Pozostańmy w kontakcie. Oto nowy Ford Explorer
Oczywiście szybko możecie zgadnąć, jaki będzie ten nowy Ford Explorer, który do salonów trafi jeszcze w 2023 r. Tak, będzie wyłącznie elektryczny.
I prezentuje się tak:
Oraz tak:
I tak:
I jeśli jego sylwetka albo proporcje wydają wam się znajome, to tak, macie rację - jest to bowiem model spokrewniony bezpośrednio z ID.4 od Volkswagena. Przy czym trzeba przyznać, że chyba faktycznie amerykański striking design (cytuję prasówkę) spisał się wizualnie na tej platformie odrobinę lepiej.
Wnętrze też można uznać za postarane - nawet monstrualny ekran centralny udało się ulokować lepiej niż w obecnym, spalinowym Explorerze:
Dla przypomnienia, dotychczasowych Explorer wyglądał w środku tak...
Stwierdzam zdecydowany progres.
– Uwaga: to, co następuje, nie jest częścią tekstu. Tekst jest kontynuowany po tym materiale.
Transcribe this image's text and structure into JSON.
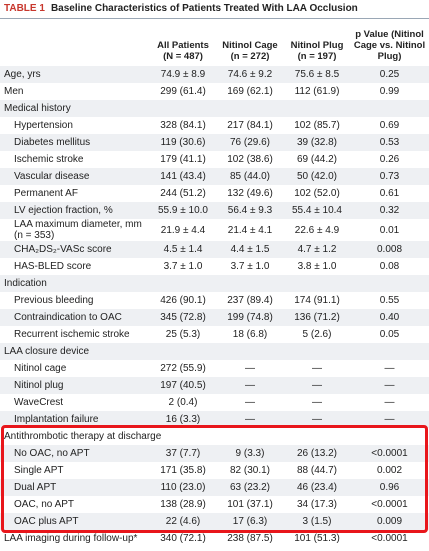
{
  "title": {
    "label": "TABLE 1",
    "text": "Baseline Characteristics of Patients Treated With LAA Occlusion"
  },
  "table": {
    "header": [
      "",
      "All Patients (N = 487)",
      "Nitinol Cage (n = 272)",
      "Nitinol Plug (n = 197)",
      "p Value (Nitinol Cage vs. Nitinol Plug)"
    ],
    "sections": [
      {
        "rows": [
          [
            "Age, yrs",
            "74.9 ± 8.9",
            "74.6 ± 9.2",
            "75.6 ± 8.5",
            "0.25"
          ],
          [
            "Men",
            "299 (61.4)",
            "169 (62.1)",
            "112 (61.9)",
            "0.99"
          ]
        ]
      },
      {
        "title": "Medical history",
        "rows": [
          [
            "Hypertension",
            "328 (84.1)",
            "217 (84.1)",
            "102 (85.7)",
            "0.69"
          ],
          [
            "Diabetes mellitus",
            "119 (30.6)",
            "76 (29.6)",
            "39 (32.8)",
            "0.53"
          ],
          [
            "Ischemic stroke",
            "179 (41.1)",
            "102 (38.6)",
            "69 (44.2)",
            "0.26"
          ],
          [
            "Vascular disease",
            "141 (43.4)",
            "85 (44.0)",
            "50 (42.0)",
            "0.73"
          ],
          [
            "Permanent AF",
            "244 (51.2)",
            "132 (49.6)",
            "102 (52.0)",
            "0.61"
          ],
          [
            "LV ejection fraction, %",
            "55.9 ± 10.0",
            "56.4 ± 9.3",
            "55.4 ± 10.4",
            "0.32"
          ],
          [
            "LAA maximum diameter, mm (n = 353)",
            "21.9 ± 4.4",
            "21.4 ± 4.1",
            "22.6 ± 4.9",
            "0.01"
          ],
          [
            "CHA₂DS₂-VASc score",
            "4.5 ± 1.4",
            "4.4 ± 1.5",
            "4.7 ± 1.2",
            "0.008"
          ],
          [
            "HAS-BLED score",
            "3.7 ± 1.0",
            "3.7 ± 1.0",
            "3.8 ± 1.0",
            "0.08"
          ]
        ]
      },
      {
        "title": "Indication",
        "rows": [
          [
            "Previous bleeding",
            "426 (90.1)",
            "237 (89.4)",
            "174 (91.1)",
            "0.55"
          ],
          [
            "Contraindication to OAC",
            "345 (72.8)",
            "199 (74.8)",
            "136 (71.2)",
            "0.40"
          ],
          [
            "Recurrent ischemic stroke",
            "25 (5.3)",
            "18 (6.8)",
            "5 (2.6)",
            "0.05"
          ]
        ]
      },
      {
        "title": "LAA closure device",
        "rows": [
          [
            "Nitinol cage",
            "272 (55.9)",
            "—",
            "—",
            "—"
          ],
          [
            "Nitinol plug",
            "197 (40.5)",
            "—",
            "—",
            "—"
          ],
          [
            "WaveCrest",
            "2 (0.4)",
            "—",
            "—",
            "—"
          ],
          [
            "Implantation failure",
            "16 (3.3)",
            "—",
            "—",
            "—"
          ]
        ]
      },
      {
        "title": "Antithrombotic therapy at discharge",
        "rows": [
          [
            "No OAC, no APT",
            "37 (7.7)",
            "9 (3.3)",
            "26 (13.2)",
            "<0.0001"
          ],
          [
            "Single APT",
            "171 (35.8)",
            "82 (30.1)",
            "88 (44.7)",
            "0.002"
          ],
          [
            "Dual APT",
            "110 (23.0)",
            "63 (23.2)",
            "46 (23.4)",
            "0.96"
          ],
          [
            "OAC, no APT",
            "138 (28.9)",
            "101 (37.1)",
            "34 (17.3)",
            "<0.0001"
          ],
          [
            "OAC plus APT",
            "22 (4.6)",
            "17 (6.3)",
            "3 (1.5)",
            "0.009"
          ]
        ]
      },
      {
        "rows": [
          [
            "LAA imaging during follow-up*",
            "340 (72.1)",
            "238 (87.5)",
            "101 (51.3)",
            "<0.0001"
          ]
        ]
      }
    ]
  }
}
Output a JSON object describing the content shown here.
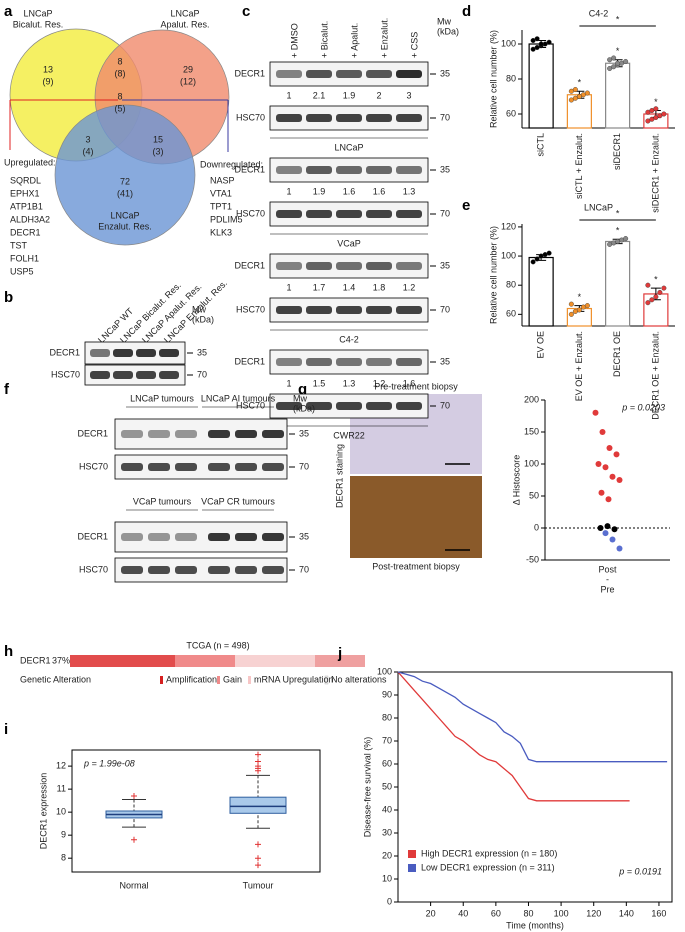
{
  "panel_labels": [
    "a",
    "b",
    "c",
    "d",
    "e",
    "f",
    "g",
    "h",
    "i",
    "j"
  ],
  "venn": {
    "sets": [
      {
        "name": [
          "LNCaP",
          "Bicalut. Res."
        ],
        "color": "#f2ec3c"
      },
      {
        "name": [
          "LNCaP",
          "Apalut. Res."
        ],
        "color": "#f08a6c"
      },
      {
        "name": [
          "LNCaP",
          "Enzalut. Res."
        ],
        "color": "#6a95d4"
      }
    ],
    "regions": [
      {
        "count": "13",
        "sub": "(9)"
      },
      {
        "count": "8",
        "sub": "(8)"
      },
      {
        "count": "29",
        "sub": "(12)"
      },
      {
        "count": "8",
        "sub": "(5)"
      },
      {
        "count": "3",
        "sub": "(4)"
      },
      {
        "count": "15",
        "sub": "(3)"
      },
      {
        "count": "72",
        "sub": "(41)"
      }
    ],
    "upregulated": {
      "title": "Upregulated:",
      "genes": [
        "SQRDL",
        "EPHX1",
        "ATP1B1",
        "ALDH3A2",
        "DECR1",
        "TST",
        "FOLH1",
        "USP5"
      ]
    },
    "downregulated": {
      "title": "Downregulated:",
      "genes": [
        "NASP",
        "VTA1",
        "TPT1",
        "PDLIM5",
        "KLK3"
      ]
    }
  },
  "blot_b": {
    "lanes": [
      "LNCaP WT",
      "LNCaP Bicalut. Res.",
      "LNCaP Apalut. Res.",
      "LNCaP Enzalut. Res."
    ],
    "mw": [
      "Mw",
      "(kDa)"
    ],
    "proteins": [
      "DECR1",
      "HSC70"
    ],
    "markers": [
      "35",
      "70"
    ]
  },
  "blot_c": {
    "lanes": [
      "+ DMSO",
      "+ Bicalut.",
      "+ Apalut.",
      "+ Enzalut.",
      "+ CSS"
    ],
    "mw": [
      "Mw",
      "(kDa)"
    ],
    "proteins": [
      "DECR1",
      "HSC70"
    ],
    "markers": [
      "35",
      "70"
    ],
    "blocks": [
      {
        "cell_line": "LNCaP",
        "values": [
          1,
          2.1,
          1.9,
          2,
          3
        ]
      },
      {
        "cell_line": "VCaP",
        "values": [
          1,
          1.9,
          1.6,
          1.6,
          1.3
        ]
      },
      {
        "cell_line": "C4-2",
        "values": [
          1,
          1.7,
          1.4,
          1.8,
          1.2
        ]
      },
      {
        "cell_line": "CWR22",
        "values": [
          1,
          1.5,
          1.3,
          1.2,
          1.6
        ]
      }
    ]
  },
  "blot_f": {
    "mw": [
      "Mw",
      "(kDa)"
    ],
    "proteins": [
      "DECR1",
      "HSC70"
    ],
    "markers": [
      "35",
      "70"
    ],
    "blocks": [
      {
        "groups": [
          "LNCaP tumours",
          "LNCaP AI tumours"
        ]
      },
      {
        "groups": [
          "VCaP tumours",
          "VCaP CR tumours"
        ]
      }
    ]
  },
  "ihc_g": {
    "pre": "Pre-treatment biopsy",
    "post": "Post-treatment biopsy",
    "stain": "DECR1 staining"
  },
  "oncoprint_h": {
    "title": "TCGA (n = 498)",
    "gene": "DECR1",
    "percent": "37%",
    "legend_title": "Genetic Alteration",
    "legend": [
      "Amplification",
      "Gain",
      "mRNA Upregulation",
      "No alterations"
    ]
  },
  "chart_data": [
    {
      "type": "bar",
      "title": "C4-2",
      "ylabel": "Relative cell number (%)",
      "categories": [
        "siCTL",
        "siCTL + Enzalut.",
        "siDECR1",
        "siDECR1 + Enzalut."
      ],
      "values": [
        100,
        71,
        89,
        60
      ],
      "errors": [
        2,
        2,
        2,
        2
      ],
      "points": [
        [
          97,
          98,
          99,
          100,
          101,
          102,
          103,
          100
        ],
        [
          68,
          69,
          70,
          71,
          72,
          73,
          74,
          70
        ],
        [
          86,
          87,
          88,
          89,
          90,
          91,
          92,
          89
        ],
        [
          56,
          57,
          58,
          59,
          60,
          61,
          62,
          63
        ]
      ],
      "colors": [
        "#000000",
        "#f0902a",
        "#888888",
        "#e03a3a"
      ],
      "stars": [
        null,
        "*",
        "*",
        "*"
      ],
      "bracket_label": "*",
      "ylim": [
        52,
        108
      ],
      "yticks": [
        60,
        80,
        100
      ]
    },
    {
      "type": "bar",
      "title": "LNCaP",
      "ylabel": "Relative cell number (%)",
      "categories": [
        "EV OE",
        "EV OE + Enzalut.",
        "DECR1 OE",
        "DECR1 OE + Enzalut."
      ],
      "values": [
        99,
        64,
        110,
        74
      ],
      "errors": [
        2,
        2,
        1.5,
        4
      ],
      "points": [
        [
          96,
          98,
          100,
          101,
          102
        ],
        [
          60,
          62,
          63,
          65,
          66,
          67
        ],
        [
          108,
          109,
          110,
          111,
          112
        ],
        [
          68,
          70,
          72,
          75,
          78,
          80
        ]
      ],
      "colors": [
        "#000000",
        "#f0902a",
        "#888888",
        "#e03a3a"
      ],
      "stars": [
        null,
        "*",
        "*",
        "*"
      ],
      "bracket_label": "*",
      "ylim": [
        52,
        122
      ],
      "yticks": [
        60,
        80,
        100,
        120
      ]
    },
    {
      "type": "strip",
      "ylabel": "Δ Histoscore",
      "category": [
        "Post",
        "-",
        "Pre"
      ],
      "annotation": "p = 0.0203",
      "series": [
        {
          "color": "#e03a3a",
          "values": [
            180,
            150,
            125,
            115,
            100,
            95,
            80,
            75,
            55,
            45
          ]
        },
        {
          "color": "#000000",
          "values": [
            0,
            3,
            -2
          ]
        },
        {
          "color": "#5a6fd0",
          "values": [
            -8,
            -18,
            -32
          ]
        }
      ],
      "ylim": [
        -50,
        200
      ],
      "yticks": [
        -50,
        0,
        50,
        100,
        150,
        200
      ]
    },
    {
      "type": "box",
      "ylabel": "DECR1 expression",
      "annotation": "p = 1.99e-08",
      "categories": [
        "Normal",
        "Tumour"
      ],
      "boxes": [
        {
          "low": 9.35,
          "q1": 9.75,
          "median": 9.9,
          "q3": 10.05,
          "high": 10.55,
          "outliers": [
            8.8,
            10.7
          ]
        },
        {
          "low": 9.3,
          "q1": 9.95,
          "median": 10.25,
          "q3": 10.65,
          "high": 11.6,
          "outliers": [
            7.7,
            8.0,
            8.6,
            11.8,
            11.9,
            12.0,
            12.2,
            12.5
          ]
        }
      ],
      "ylim": [
        7.4,
        12.7
      ],
      "yticks": [
        8,
        9,
        10,
        11,
        12
      ]
    },
    {
      "type": "line",
      "ylabel": "Disease-free survival (%)",
      "xlabel": "Time (months)",
      "annotation": "p = 0.0191",
      "legend": "lower left",
      "series": [
        {
          "name": "High DECR1 expression (n = 180)",
          "color": "#e03a3a",
          "x": [
            0,
            5,
            10,
            15,
            20,
            25,
            30,
            35,
            40,
            45,
            50,
            55,
            60,
            65,
            70,
            75,
            80,
            85,
            90,
            100,
            110,
            120,
            130,
            142
          ],
          "values": [
            100,
            96,
            92,
            88,
            84,
            80,
            76,
            72,
            70,
            67,
            64,
            62,
            61,
            58,
            55,
            50,
            45,
            44,
            44,
            44,
            44,
            44,
            44,
            44
          ]
        },
        {
          "name": "Low DECR1 expression (n = 311)",
          "color": "#4a5cc0",
          "x": [
            0,
            5,
            10,
            15,
            20,
            25,
            30,
            35,
            40,
            45,
            50,
            55,
            60,
            65,
            70,
            75,
            80,
            85,
            100,
            120,
            140,
            165
          ],
          "values": [
            100,
            99,
            98,
            96,
            95,
            93,
            91,
            89,
            86,
            84,
            82,
            80,
            78,
            74,
            72,
            69,
            62,
            61,
            61,
            61,
            61,
            61
          ]
        }
      ],
      "xlim": [
        0,
        168
      ],
      "xticks": [
        20,
        40,
        60,
        80,
        100,
        120,
        140,
        160
      ],
      "ylim": [
        0,
        100
      ],
      "yticks": [
        0,
        10,
        20,
        30,
        40,
        50,
        60,
        70,
        80,
        90,
        100
      ]
    }
  ]
}
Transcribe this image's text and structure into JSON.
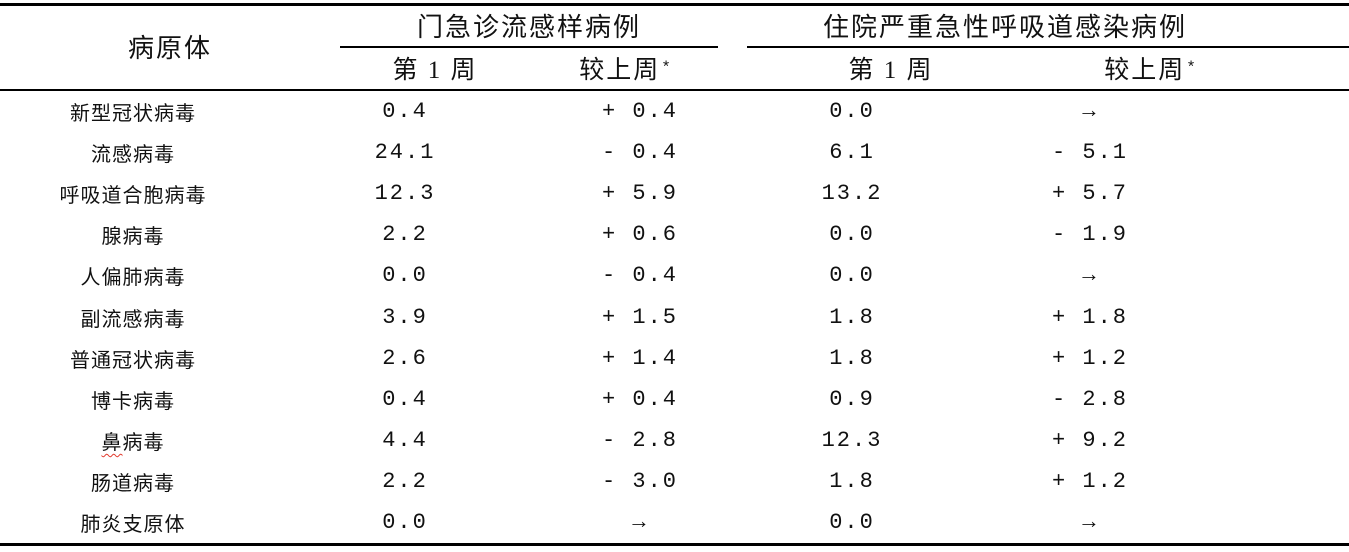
{
  "table": {
    "col1_header": "病原体",
    "group1": {
      "title": "门急诊流感样病例",
      "week1": "第 1 周",
      "vs_prev": "较上周",
      "asterisk": "*"
    },
    "group2": {
      "title": "住院严重急性呼吸道感染病例",
      "week1": "第 1 周",
      "vs_prev": "较上周",
      "asterisk": "*"
    },
    "rows": [
      {
        "pathogen": "新型冠状病毒",
        "outpatient_week1": "0.4",
        "outpatient_vs_prev": "+ 0.4",
        "inpatient_week1": "0.0",
        "inpatient_vs_prev": "→"
      },
      {
        "pathogen": "流感病毒",
        "outpatient_week1": "24.1",
        "outpatient_vs_prev": "- 0.4",
        "inpatient_week1": "6.1",
        "inpatient_vs_prev": "- 5.1"
      },
      {
        "pathogen": "呼吸道合胞病毒",
        "outpatient_week1": "12.3",
        "outpatient_vs_prev": "+ 5.9",
        "inpatient_week1": "13.2",
        "inpatient_vs_prev": "+ 5.7"
      },
      {
        "pathogen": "腺病毒",
        "outpatient_week1": "2.2",
        "outpatient_vs_prev": "+ 0.6",
        "inpatient_week1": "0.0",
        "inpatient_vs_prev": "- 1.9"
      },
      {
        "pathogen": "人偏肺病毒",
        "outpatient_week1": "0.0",
        "outpatient_vs_prev": "- 0.4",
        "inpatient_week1": "0.0",
        "inpatient_vs_prev": "→"
      },
      {
        "pathogen": "副流感病毒",
        "outpatient_week1": "3.9",
        "outpatient_vs_prev": "+ 1.5",
        "inpatient_week1": "1.8",
        "inpatient_vs_prev": "+ 1.8"
      },
      {
        "pathogen": "普通冠状病毒",
        "outpatient_week1": "2.6",
        "outpatient_vs_prev": "+ 1.4",
        "inpatient_week1": "1.8",
        "inpatient_vs_prev": "+ 1.2"
      },
      {
        "pathogen": "博卡病毒",
        "outpatient_week1": "0.4",
        "outpatient_vs_prev": "+ 0.4",
        "inpatient_week1": "0.9",
        "inpatient_vs_prev": "- 2.8"
      },
      {
        "pathogen": "鼻病毒",
        "pathogen_head": "鼻",
        "pathogen_tail": "病毒",
        "outpatient_week1": "4.4",
        "outpatient_vs_prev": "- 2.8",
        "inpatient_week1": "12.3",
        "inpatient_vs_prev": "+ 9.2"
      },
      {
        "pathogen": "肠道病毒",
        "outpatient_week1": "2.2",
        "outpatient_vs_prev": "- 3.0",
        "inpatient_week1": "1.8",
        "inpatient_vs_prev": "+ 1.2"
      },
      {
        "pathogen": "肺炎支原体",
        "outpatient_week1": "0.0",
        "outpatient_vs_prev": "→",
        "inpatient_week1": "0.0",
        "inpatient_vs_prev": "→"
      }
    ]
  },
  "colors": {
    "text": "#111111",
    "rule": "#000000",
    "squiggle": "#e23a2e",
    "background": "#ffffff"
  }
}
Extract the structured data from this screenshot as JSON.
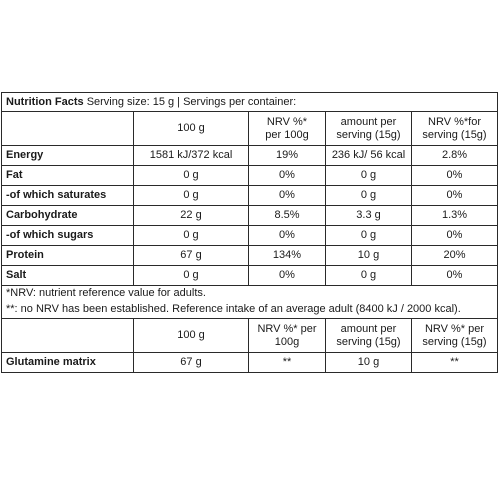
{
  "title": "Nutrition Facts",
  "serving_info": "Serving size: 15 g | Servings per container:",
  "header": {
    "col_100g": "100 g",
    "col_nrv100_l1": "NRV %*",
    "col_nrv100_l2": "per 100g",
    "col_serv_l1": "amount per",
    "col_serv_l2": "serving (15g)",
    "col_nrvserv_l1": "NRV %*for",
    "col_nrvserv_l2": "serving (15g)"
  },
  "rows": [
    {
      "name": "Energy",
      "per100": "1581 kJ/372 kcal",
      "nrv100": "19%",
      "serving": "236 kJ/ 56 kcal",
      "nrvserv": "2.8%"
    },
    {
      "name": "Fat",
      "per100": "0 g",
      "nrv100": "0%",
      "serving": "0 g",
      "nrvserv": "0%"
    },
    {
      "name": "-of which saturates",
      "per100": "0 g",
      "nrv100": "0%",
      "serving": "0 g",
      "nrvserv": "0%"
    },
    {
      "name": "Carbohydrate",
      "per100": "22 g",
      "nrv100": "8.5%",
      "serving": "3.3 g",
      "nrvserv": "1.3%"
    },
    {
      "name": "-of which sugars",
      "per100": "0 g",
      "nrv100": "0%",
      "serving": "0 g",
      "nrvserv": "0%"
    },
    {
      "name": "Protein",
      "per100": "67 g",
      "nrv100": "134%",
      "serving": "10 g",
      "nrvserv": "20%"
    },
    {
      "name": "Salt",
      "per100": "0 g",
      "nrv100": "0%",
      "serving": "0 g",
      "nrvserv": "0%"
    }
  ],
  "notes": {
    "nrv": "*NRV: nutrient reference value for adults.",
    "no_nrv": "**: no NRV has been established. Reference intake of an average adult (8400 kJ / 2000 kcal)."
  },
  "header2": {
    "col_100g": "100 g",
    "col_nrv100_l1": "NRV %* per",
    "col_nrv100_l2": "100g",
    "col_serv_l1": "amount per",
    "col_serv_l2": "serving (15g)",
    "col_nrvserv_l1": "NRV %* per",
    "col_nrvserv_l2": "serving (15g)"
  },
  "matrix_row": {
    "name": "Glutamine matrix",
    "per100": "67 g",
    "nrv100": "**",
    "serving": "10 g",
    "nrvserv": "**"
  }
}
I można mocno docenić fakt, że raczej z ID.4 nowego Explorera w żadnym przypadku nie pomylimy.
Ford Explorer (2023) - co o nim wiemy?
Że będzie produkowany w Europie i będzie SUV-em średniej wielkości. Dokładne wymiary nie zostały podane, ale biorąc pod uwagę fakt, że zmieści w środku 5 osób w dwóch rzędach i jeszcze do tego 470 l bagażu, można przyjąć, że nie będzie jeżdżącym monstrum. Okolice 4,5 m - patrząc na pokrewne modele - wydają się całkiem prawdopodobne.
Dla porównania - spalinowy Explorer, u nas dostępny jako hybryda plug-in - mierzy sobie... ponad 5 m. Trudno więc uznać ten model za bezpośredniego następcę w jakimkolwiek stopniu. Ot, Ford Explorer na miarę Europy (i dobrze).
Niestety jeśli chodzi o jakiekolwiek dane techniczne, Ford nie zdecydował się zdradzić zbyt wiele. Wiadomo, że auto będzie można naładować od 10 do 80 proc. w zaledwie 25 minut, że będzie dostępna wersja z napędem na obie osie albo na przednią oś, że auto oczywiście zadebiutuje w Europie i będzie wyposażone w standardzie m.in. w bezprzewodowe Android Auto i Apple CarPlay. Dokładniejsze informacje na temat wersji napędowych pojawią się pewnie bliżej premiery.
Szczęśliwie nie trzeba będzie na to czekać zbyt długo, bo Ford Explorer trafi do sprzedaży jeszcze w 2023 r. i już teraz wiemy mniej więcej, ile będzie kosztował. Zgodnie z komunikatem prasowym przewidywana cena wyniesie "mniej niż 45 000 euro", czyli równowartość ok. 211 000 zł według dzisiejszego kursu.
Czyli potencjalnie będzie można jeździć nowym Explorerem za połowę ceny dotychczasowego Explorera (ok, nieuczciwe porównanie, ale coś trzeba było wymyślić). I, co ciekawe, jeśli taka cena faktycznie zostałaby przeniesiona 1:1 do Polski, to Explorer kosztowałby mniej niż ID.4 (219 000 zł).
Pozostaje poczekać na polskie cenniki i zobaczyć, czy to faktycznie będzie okazja.